Since I started this sordid little fling with journalism, I keep revisiting this one ethical and artistic battle I carry on with myself.In my role as a writer, should I presume positivity, presenting the few cool and interesting things I find out there in the nothing-is-new-under-the-sun world?

Or should I restrict myself to the more popular “keep ’em honest” approach: criticizing the massive heaps of droll consumerist fecal matter and societal malevolence and black ops government conspiracies that pollute my life and must be stopped or at least spit out by me and my readers like so many pieces of unsavory fatty gristle.

Mainly, should I be a curmudgeon in hopes of exposing ne’er-do-wells and repelling other honest citizens away from their filth?

Or should I pretend like it’s all hunky dory, send my readers a ‘slice of nice’ and not seem like an asshole.

Case-in-point: I wrote a column for the Daily Beacon at the grand old University of Tennessee Knoxville in 2003.

I was attempting a face-off with something as massive and faceless as technology.

My premise was the idea that cell phones and AIM were the cause of the de-personalization of communication. I claimed that such technological ‘advancements’ created a culture of millions of ‘kind-of’ friends.

You send Facebook messages and mass texts to them but you would never spend a quiet afternoon listening to records and talking about your problems with them.

We now stylize life to keep us from having to accept its realities and hurts, and deal with them in any real way.

My stance was that, in the ’70s, my dad might have made a plan via payphone to meet his friend at the bus stop and then proceed to a party.

But he feels more obligated to keep his commitment because he can’t text his way out five minutes before when something cooler is beamed in to him on a Smart Phone.

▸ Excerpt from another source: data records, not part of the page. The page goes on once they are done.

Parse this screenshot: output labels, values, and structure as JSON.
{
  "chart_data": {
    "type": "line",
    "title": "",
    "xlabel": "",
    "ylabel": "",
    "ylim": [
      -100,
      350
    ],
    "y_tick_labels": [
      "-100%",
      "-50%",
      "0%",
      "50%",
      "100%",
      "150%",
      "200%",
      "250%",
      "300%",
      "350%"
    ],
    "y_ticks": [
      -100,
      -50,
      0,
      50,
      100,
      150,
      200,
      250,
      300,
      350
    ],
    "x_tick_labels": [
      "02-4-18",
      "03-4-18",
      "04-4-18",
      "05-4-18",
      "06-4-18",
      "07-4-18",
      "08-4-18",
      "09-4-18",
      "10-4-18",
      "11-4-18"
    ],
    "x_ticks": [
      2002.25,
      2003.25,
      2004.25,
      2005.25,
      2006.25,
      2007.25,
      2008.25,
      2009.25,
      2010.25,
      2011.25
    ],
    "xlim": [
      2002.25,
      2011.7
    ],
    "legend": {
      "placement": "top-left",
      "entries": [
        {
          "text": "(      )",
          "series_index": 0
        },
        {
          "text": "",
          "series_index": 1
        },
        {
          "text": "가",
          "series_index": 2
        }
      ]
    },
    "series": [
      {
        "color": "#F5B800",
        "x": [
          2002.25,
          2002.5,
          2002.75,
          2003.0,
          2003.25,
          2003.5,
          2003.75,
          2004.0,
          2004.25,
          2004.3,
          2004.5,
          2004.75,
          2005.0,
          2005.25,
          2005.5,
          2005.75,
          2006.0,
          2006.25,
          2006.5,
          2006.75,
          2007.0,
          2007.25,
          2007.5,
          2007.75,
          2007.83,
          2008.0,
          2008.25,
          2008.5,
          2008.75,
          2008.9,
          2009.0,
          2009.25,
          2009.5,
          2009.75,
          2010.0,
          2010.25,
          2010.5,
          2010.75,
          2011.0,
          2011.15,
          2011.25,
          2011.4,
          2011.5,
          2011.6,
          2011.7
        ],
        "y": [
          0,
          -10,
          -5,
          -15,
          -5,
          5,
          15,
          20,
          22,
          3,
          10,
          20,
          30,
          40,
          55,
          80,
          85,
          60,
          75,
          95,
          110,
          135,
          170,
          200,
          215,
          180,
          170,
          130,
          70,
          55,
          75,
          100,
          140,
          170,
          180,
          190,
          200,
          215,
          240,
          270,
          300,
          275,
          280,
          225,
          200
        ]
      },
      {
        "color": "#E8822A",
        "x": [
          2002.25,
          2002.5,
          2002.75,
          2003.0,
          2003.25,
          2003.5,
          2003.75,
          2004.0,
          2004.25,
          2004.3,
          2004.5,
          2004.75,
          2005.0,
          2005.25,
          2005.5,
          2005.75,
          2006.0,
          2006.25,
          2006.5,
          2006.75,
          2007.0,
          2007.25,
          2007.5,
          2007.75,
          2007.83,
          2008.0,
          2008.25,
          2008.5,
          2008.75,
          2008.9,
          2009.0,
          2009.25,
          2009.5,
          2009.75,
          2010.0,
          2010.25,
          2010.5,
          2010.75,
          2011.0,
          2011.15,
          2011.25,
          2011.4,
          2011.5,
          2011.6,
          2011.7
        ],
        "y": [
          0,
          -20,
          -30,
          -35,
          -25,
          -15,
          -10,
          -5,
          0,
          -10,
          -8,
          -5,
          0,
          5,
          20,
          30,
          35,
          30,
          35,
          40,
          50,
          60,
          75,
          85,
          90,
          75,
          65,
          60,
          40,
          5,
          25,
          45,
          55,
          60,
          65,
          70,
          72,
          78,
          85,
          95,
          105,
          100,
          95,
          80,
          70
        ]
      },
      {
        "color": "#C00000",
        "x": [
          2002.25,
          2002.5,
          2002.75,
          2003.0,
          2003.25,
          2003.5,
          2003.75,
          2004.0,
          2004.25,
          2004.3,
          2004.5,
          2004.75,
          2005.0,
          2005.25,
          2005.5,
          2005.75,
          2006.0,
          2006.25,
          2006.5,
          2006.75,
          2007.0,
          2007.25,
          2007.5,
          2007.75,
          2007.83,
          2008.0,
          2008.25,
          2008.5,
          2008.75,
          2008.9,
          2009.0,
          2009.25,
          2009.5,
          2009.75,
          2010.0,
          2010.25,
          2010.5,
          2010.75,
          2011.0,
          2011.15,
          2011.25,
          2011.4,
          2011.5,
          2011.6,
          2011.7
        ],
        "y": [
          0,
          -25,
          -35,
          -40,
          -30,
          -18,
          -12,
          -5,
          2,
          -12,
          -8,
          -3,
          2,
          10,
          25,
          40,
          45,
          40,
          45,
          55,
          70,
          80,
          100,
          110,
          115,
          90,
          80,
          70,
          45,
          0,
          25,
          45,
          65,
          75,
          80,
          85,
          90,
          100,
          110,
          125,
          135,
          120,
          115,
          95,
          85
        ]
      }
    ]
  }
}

He couldn’t break up with a girl over e-mail. He couldn’t immediately confess to all acquaintances his darkest hurt in a poetic emo turn via a Twitter post. He had to actually call a real individual, whose number he had memorized, and deal with that person in telling his truth, verbally.

My roommate, already sickly after reading my other articles condemning product-placement hip-hop, fraternities’ petulant displays of machismo, TV’s insipid turn to trash reality programming, simply remarked:

“Well, I see a common thread here, you’ve definitely found your voice. You just criticize the things everybody else likes” (inferred: so you can feel like a superior gatekeeper instead of like an outsider who doesn’t get it).

Well, that stuck with me, and I’ve tried to stick to the “if you don’t have something nice to say, don’t say anything at all” credo.

But it struck me one day while I was watching so many news programs glorifying the party to which their board members belong – is it any secret the Donkeys own CNN, the Elephants own Fox, and so on ad nauseum – this isn’t journalism.

This isn’t writing, this isn’t art. This is advertising.

Advertising tells you nice things about whatever topic is up for discussion.

Public relations is there to spread the word about even worthy causes.

Praise music is there to lift people up, People magazine is there to offer trite observations about celebrity weddings and diets.

But real journalism, music and art have always been and still are centered on challenging people, traditions, viewpoints, laws and accepted ways of thinking.

We are there to keep people honest, confront people with ideas so they can at least be informed even if they still sniff out the filth because it’s easy and pre-packaged for them.

We’re there to challenge the positive creative people to create less mediocrity and more stuff that’s positively amazing. It’s our social responsibility.

I’m not a cynic, I hope for happiness and belonging and togetherness and peace with anybody I come across.

But I am a critic and there’s an important difference: a cynic sees trashing something as a simple nihilistic release, because really there’s nothing especially good that could come out of it in such a horrible world, right?

I criticize because I believe there is better out there.

We can learn to let go of all the non-vital, all the shallow and fake, and we can find real and satisfying things out there in life, things that fulfill you.

Things that will not just float through your transom as you drift through life on autopilot.

It’s an apathetic world, but there’s still so much to believe in.